One the opposite end of the spectrum there are people who hold some book in the air and claim that it is 100% true. They generally claim that some deity made the planet Earth some short time ago, and that all the evidence to anything else is a fabrication by man or deity to test the unbelievers. Specifically, we will deal with conservative christianity. Why? I'm irritated that they are spending lots of time calling people bad names and imposing their rather secular view on a larger audience (e.g. in schools) instead of spending their time being good little christians and trying to solve the real problems in the world.
Let's start by asking why creationism is important to christians:
Why is Creationism important?
The answer is (or should be): having God make the world in 7 days guarantees that an individual has freedom of choice. This is critical so that a person can choose to follow God. Some would say that it means complete acceptance of the Bible as the inspired word of God. I don't think this is required to be christian; there were lots of christians before the bible as we know it today was compiled, and since there have been many christians who cannot read. For a person to put complete trust in a document they cannot read means putting a lot of faith in another persons (who can read) opinions, which are just that.

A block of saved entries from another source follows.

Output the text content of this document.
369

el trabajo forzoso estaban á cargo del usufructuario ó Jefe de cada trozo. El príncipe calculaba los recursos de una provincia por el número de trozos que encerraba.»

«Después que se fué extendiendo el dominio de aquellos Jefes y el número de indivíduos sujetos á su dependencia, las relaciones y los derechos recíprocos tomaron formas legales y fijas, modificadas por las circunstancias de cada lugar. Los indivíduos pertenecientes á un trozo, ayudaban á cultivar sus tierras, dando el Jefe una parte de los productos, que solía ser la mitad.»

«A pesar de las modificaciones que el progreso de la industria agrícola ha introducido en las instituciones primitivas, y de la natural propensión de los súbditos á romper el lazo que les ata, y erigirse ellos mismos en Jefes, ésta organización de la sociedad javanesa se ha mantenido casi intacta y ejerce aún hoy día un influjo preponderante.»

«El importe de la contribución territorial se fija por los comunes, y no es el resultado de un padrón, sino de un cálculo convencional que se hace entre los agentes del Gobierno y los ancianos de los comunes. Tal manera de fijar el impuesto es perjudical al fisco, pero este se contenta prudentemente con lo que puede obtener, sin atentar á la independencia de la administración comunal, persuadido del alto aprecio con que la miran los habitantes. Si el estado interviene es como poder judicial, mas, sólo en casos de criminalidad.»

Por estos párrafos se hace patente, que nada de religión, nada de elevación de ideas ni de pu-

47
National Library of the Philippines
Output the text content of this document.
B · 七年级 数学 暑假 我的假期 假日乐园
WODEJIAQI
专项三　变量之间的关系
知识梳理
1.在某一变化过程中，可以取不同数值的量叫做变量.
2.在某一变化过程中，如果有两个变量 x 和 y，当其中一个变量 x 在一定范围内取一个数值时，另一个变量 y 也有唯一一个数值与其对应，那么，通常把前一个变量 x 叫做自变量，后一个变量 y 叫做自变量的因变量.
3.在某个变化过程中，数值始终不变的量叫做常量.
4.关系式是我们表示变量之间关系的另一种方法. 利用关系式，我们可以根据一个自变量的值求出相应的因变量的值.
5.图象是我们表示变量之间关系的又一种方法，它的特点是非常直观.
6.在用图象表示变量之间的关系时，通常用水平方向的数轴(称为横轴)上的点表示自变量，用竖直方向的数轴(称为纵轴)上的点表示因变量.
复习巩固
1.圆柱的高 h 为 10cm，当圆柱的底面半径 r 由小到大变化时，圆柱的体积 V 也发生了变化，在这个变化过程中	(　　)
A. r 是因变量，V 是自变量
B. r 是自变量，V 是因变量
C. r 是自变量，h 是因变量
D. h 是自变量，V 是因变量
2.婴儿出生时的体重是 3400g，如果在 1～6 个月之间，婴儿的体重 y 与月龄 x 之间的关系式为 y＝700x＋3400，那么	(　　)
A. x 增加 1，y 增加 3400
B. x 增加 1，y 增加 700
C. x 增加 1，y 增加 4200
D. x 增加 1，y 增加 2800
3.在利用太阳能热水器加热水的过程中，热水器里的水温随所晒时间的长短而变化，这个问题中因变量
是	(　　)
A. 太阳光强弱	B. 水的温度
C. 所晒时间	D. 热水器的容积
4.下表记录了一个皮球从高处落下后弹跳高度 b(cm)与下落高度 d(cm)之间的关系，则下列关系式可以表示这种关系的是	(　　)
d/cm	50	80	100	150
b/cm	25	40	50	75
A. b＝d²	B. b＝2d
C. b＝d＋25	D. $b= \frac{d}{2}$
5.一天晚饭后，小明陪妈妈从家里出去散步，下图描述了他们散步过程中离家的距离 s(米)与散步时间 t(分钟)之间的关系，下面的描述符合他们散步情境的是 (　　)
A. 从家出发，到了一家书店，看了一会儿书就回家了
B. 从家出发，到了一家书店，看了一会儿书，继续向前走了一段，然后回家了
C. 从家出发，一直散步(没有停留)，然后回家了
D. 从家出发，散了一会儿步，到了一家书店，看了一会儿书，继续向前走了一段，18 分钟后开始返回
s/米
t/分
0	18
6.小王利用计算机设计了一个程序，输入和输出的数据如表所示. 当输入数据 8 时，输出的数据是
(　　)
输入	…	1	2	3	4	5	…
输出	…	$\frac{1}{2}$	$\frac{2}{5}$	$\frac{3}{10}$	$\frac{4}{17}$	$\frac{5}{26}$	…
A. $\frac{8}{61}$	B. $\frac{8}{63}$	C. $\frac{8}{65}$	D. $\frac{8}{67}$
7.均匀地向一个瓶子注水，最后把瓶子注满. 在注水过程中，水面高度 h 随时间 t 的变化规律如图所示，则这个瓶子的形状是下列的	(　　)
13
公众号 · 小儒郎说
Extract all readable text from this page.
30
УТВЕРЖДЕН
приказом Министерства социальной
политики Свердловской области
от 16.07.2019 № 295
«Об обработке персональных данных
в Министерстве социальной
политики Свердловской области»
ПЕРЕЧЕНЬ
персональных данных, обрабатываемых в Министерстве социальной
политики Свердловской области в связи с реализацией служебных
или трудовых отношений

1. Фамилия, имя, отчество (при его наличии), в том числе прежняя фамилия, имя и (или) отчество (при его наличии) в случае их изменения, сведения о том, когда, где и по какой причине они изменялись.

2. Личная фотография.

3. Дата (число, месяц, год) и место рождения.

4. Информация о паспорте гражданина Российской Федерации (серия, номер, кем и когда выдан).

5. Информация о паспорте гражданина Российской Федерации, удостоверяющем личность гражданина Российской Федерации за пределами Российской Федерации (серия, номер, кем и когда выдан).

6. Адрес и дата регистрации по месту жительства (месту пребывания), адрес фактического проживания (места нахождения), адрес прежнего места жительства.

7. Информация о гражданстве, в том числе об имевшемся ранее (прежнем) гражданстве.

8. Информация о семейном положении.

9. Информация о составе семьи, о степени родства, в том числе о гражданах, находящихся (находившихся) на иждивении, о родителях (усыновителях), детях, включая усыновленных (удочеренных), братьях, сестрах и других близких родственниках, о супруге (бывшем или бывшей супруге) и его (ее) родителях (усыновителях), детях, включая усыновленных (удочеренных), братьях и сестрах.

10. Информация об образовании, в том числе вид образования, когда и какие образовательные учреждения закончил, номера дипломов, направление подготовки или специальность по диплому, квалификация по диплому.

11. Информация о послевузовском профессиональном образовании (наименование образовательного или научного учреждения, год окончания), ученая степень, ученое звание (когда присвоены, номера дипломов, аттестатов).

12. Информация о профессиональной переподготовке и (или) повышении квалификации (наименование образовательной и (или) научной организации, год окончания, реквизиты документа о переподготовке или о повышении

Furthermore, Jesus never said that people had to read the bible or believe the teaching of the Torah, Nevi'im or the Ketuvium. He only asked only that people follow his teachings. If it is possible to have Christianity without the bible, then it is equally possible to only partially ascribe to it's teachings.
So, if christians are mainly worried about freedom of choice (i know they aren't, but bare with me), then they should be assuaged by the existance of quantum mechanics. For whatever reason, most people think about matter in about the same way people thought about it in 1920 (or worse!). This newtonian point of view would lend the idea that all events could be predicted, given enough information. They believe if you know the starting position of all the matter in the universe, you can write history. This is not the case. At a quantum level, things don't behave right. Electrons tunnel, and their positions are dictated by probabilities, not absolutes. Further more, sentient life makes decisions based of predictions of unobserved phenomena. A postulate of quantum mechanics is that something in the absence of observation is poorly defined, and that by observation, the state of the object is changed (think about it this way: is making out more fun in front of your parents, or when they don't know about it) (this is implied by the Hiesenburg Uncertainty Principle). The result of this is that people must make decisions and predictions to account for these errors. Further more, even without human intervention, these lead to chaotic systems. In other words, with the same starting conditions, they produce different results.
My point: people have freedom of choice either way.
Now quit arguing and go make sandwiches.